Grunge adopted its guitar sounds and vocals from a combination of other rock genres that preceded it such as punk, heavy metal and hardcore rock. By picking up on bits and pieces of each of these genres, grunge was able to create its own, unique sound as well as attitude. As a result, grunge is known for its distorted guitar sounds, powerful vocals, and uneasy lyrics. These elements together formed more of an alternative musical category that would ultimately flourish in the city of Seattle.

The Look of Grunge

Grunge also developed a distinct “look” unintentionally. The grunge style, which included ripped jeans, flannels, and greasy long hair, was appealing to its fans because it was inexpensive, blue collar and grimy. It is no wonder why it attracted so many followers. Original grunge bands and their fans couldn’t afford to buy anything else! Grunge was unfashionable not anti-fashionable because the bands did not intend on making any sort of statement with how they dressed, but simply it was cheaper.

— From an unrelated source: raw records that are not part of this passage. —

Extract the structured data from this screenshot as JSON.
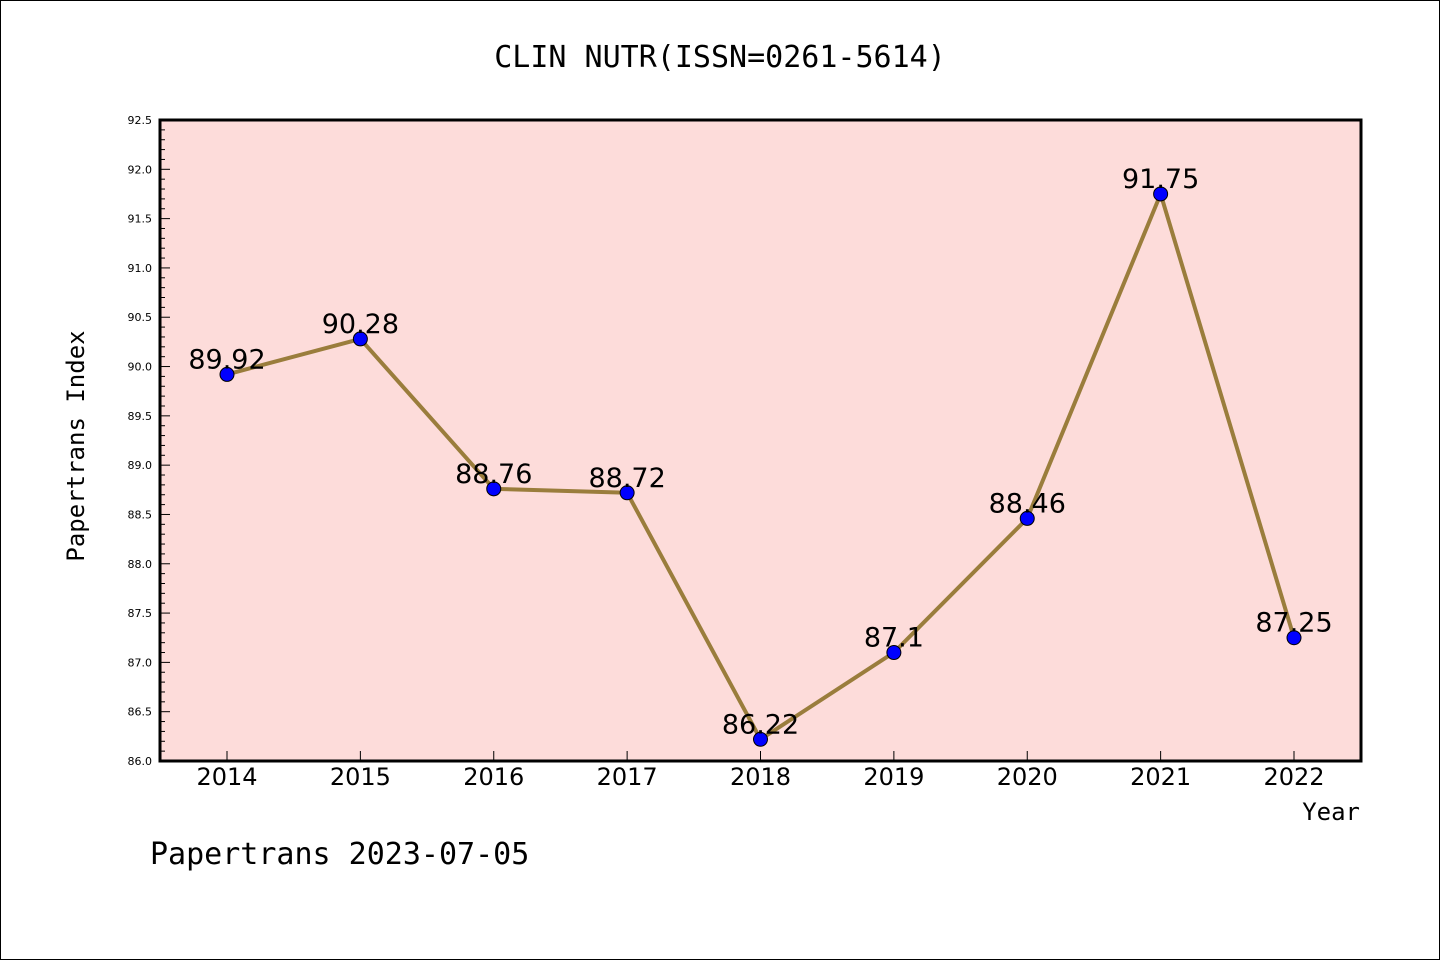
{
  "chart_data": {
    "type": "line",
    "title": "CLIN NUTR(ISSN=0261-5614)",
    "xlabel": "Year",
    "ylabel": "Papertrans Index",
    "x": [
      "2014",
      "2015",
      "2016",
      "2017",
      "2018",
      "2019",
      "2020",
      "2021",
      "2022"
    ],
    "y": [
      89.92,
      90.28,
      88.76,
      88.72,
      86.22,
      87.1,
      88.46,
      91.75,
      87.25
    ],
    "data_labels": [
      "89.92",
      "90.28",
      "88.76",
      "88.72",
      "86.22",
      "87.1",
      "88.46",
      "91.75",
      "87.25"
    ],
    "ylim": [
      86.0,
      92.5
    ],
    "yticks": [
      "86.0",
      "86.5",
      "87.0",
      "87.5",
      "88.0",
      "88.5",
      "89.0",
      "89.5",
      "90.0",
      "90.5",
      "91.0",
      "91.5",
      "92.0",
      "92.5"
    ],
    "grid": false,
    "colors": {
      "plot_background": "#fddcda",
      "line": "#9a7d3c",
      "marker": "#0000ff"
    }
  },
  "footer": {
    "watermark": "Papertrans 2023-07-05"
  }
}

Seattle: The City of Grunge

Grunge arose in the city of Seattle, which was not traditionally known as a center for music. Grunge became a localized movement within Seattle and there was a level of connectivity between band and audience like no other. In cities like Los Angeles, it was unlikely that a fan would walk the streets with a superstar like Michael Jackson or Madonna. However, in Seattle, it wasn’t very out of the ordinary to see a member of your favorite band like Mark Arm or Steve Turner of Mudhoney while on your way to the grocery store. Unlike hip hop, pop or even other forms of rock, one could not go to any city in the country to listen to grunge, but rather Seattle was the only location for grunge in 1985.

"The Underground"

Grunge was consistently associated with the underground and the garage perhaps because indoor spaces allowed these bands to play their loud and grungy style of music. But also the cities weather confined them to garages and smaller underground venues. It was this underground where grunge bands would find their beginning, but before long this music scene would branch much further out into the mainstream.

The Commercialization of Grunge

Soon grunge was beginning to move away from being a localize movement and more towards the mainstream. The record label SubPop, which had signed Soundgarden, Mudhoney and Nirvana by 1988, gives us an indication of when grunge started expanding outside of the unusual city it was born in. The very ethos that made grunge what it was years earlier was now beginning to change with this growing popularity.